Bromophenols (BPs) are a class of aromatic compounds that have become pervasive environmental pollutants due to their widespread industrial use, particularly in the production of flame retardants. However, BPs can enter the environment not only through manufacturing, but also through leaching and metabolic breakdown, raising concerns about their ecological and human health impacts. Tetrabromobisphenol A (TBBPA) is one of the most extensively utilized brominated flame retardants and found in a variety of consumer products, but it can undergo environmental and metabolic breakdown, releasing lower brominated phenols like 2,6-dibromophenol (2,6-DBP) as key intermediates. While TBBPA’s toxicity (immunotoxicity, endocrine disruption) is well-documented but debated, its transformation product, 2,6-DBP, is understudied.

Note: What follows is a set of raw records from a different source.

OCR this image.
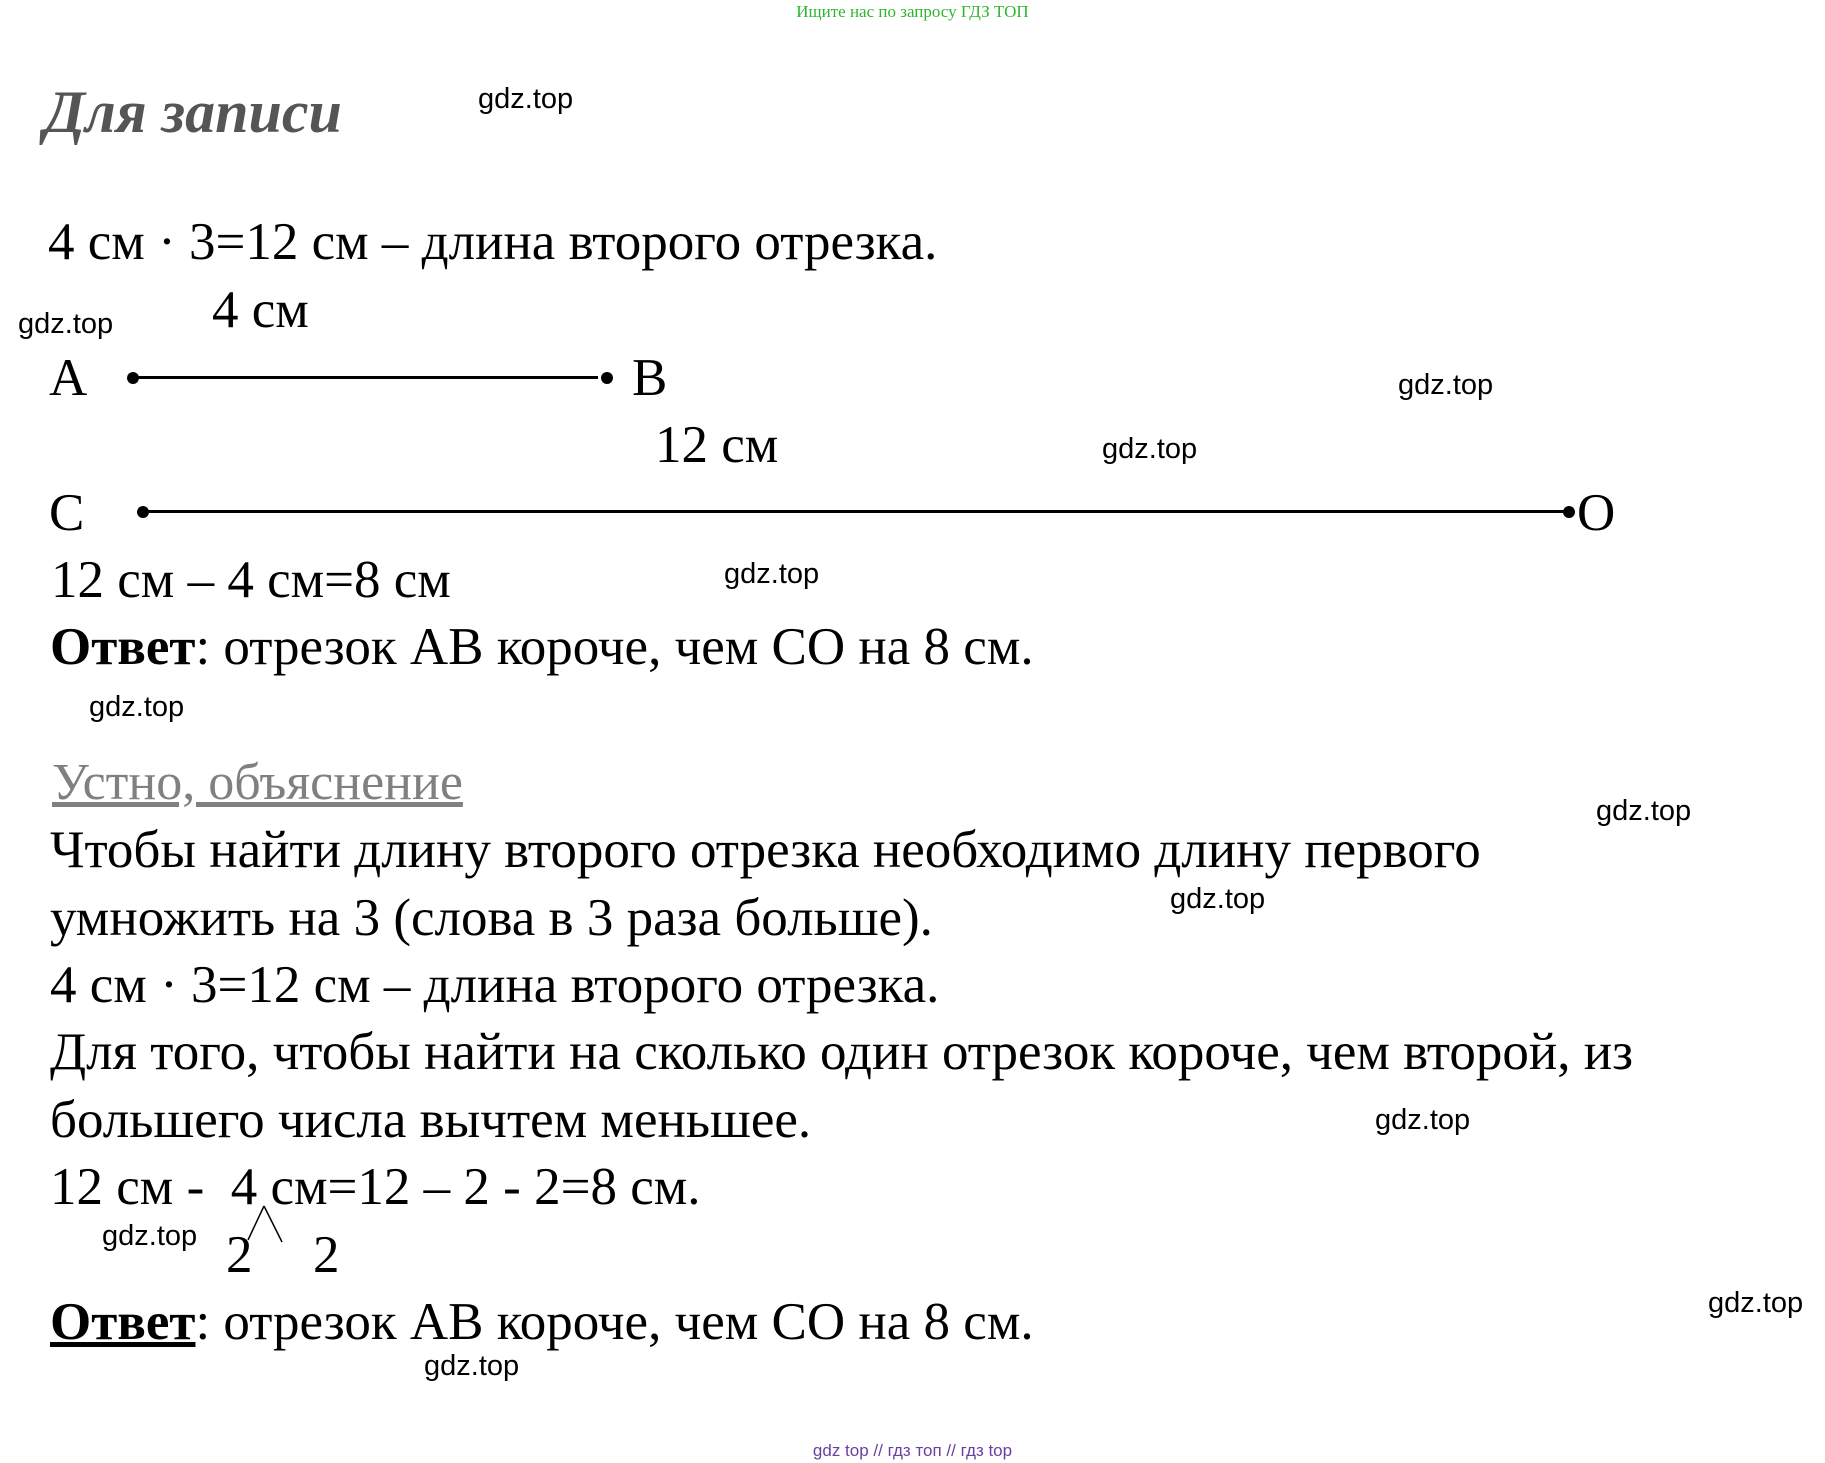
Ищите нас по запросу ГДЗ ТОП
Для записи
4 см · 3=12 см – длина второго отрезка.
4 см
А	В
12 см
С	О
12 см – 4 см=8 см
Ответ: отрезок АВ короче, чем СО на 8 см.
Устно, объяснение
Чтобы найти длину второго отрезка необходимо длину первого
умножить на 3 (слова в 3 раза больше).
4 см · 3=12 см – длина второго отрезка.
Для того, чтобы найти на сколько один отрезок короче, чем второй, из
большего числа вычтем меньшее.
12 см -  4 см=12 – 2 - 2=8 см.
2 2
Ответ: отрезок АВ короче, чем СО на 8 см.
gdz.top
gdz.top
gdz.top
gdz.top
gdz.top
gdz.top
gdz.top
gdz.top
gdz.top
gdz.top
gdz.top
gdz.top
gdz top // гдз топ // гдз top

Given their environmental persistence, potential bioaccumulation, and co-occurrence in ecosystems, the assessment of the potential toxicological effects of individual BPs (2,6-DBP and TBBPA), as well as their mixture, using a multi-trophic level approach is crucial. In the present study, three test models/organisms were utilized. Specifically, the bioluminescent bacterium Aliivibrio fischeri (microbial indicator), the freshwater microlaga Chlorococcum sp. (primary producer), and human lymphocytes were exposed to various concentrations of the studied BPs and their mixture. According to the results, both 2,6-DBP and TBBPA can be characterized as “toxic” towards Aliivibrio fischeri and caused an around 30% reduction in the number of human lymphocytes. By evaluating responses at different biological levels, this research aims to provide a more comprehensive understanding of the ecological and health risks posed by these emerging contaminants.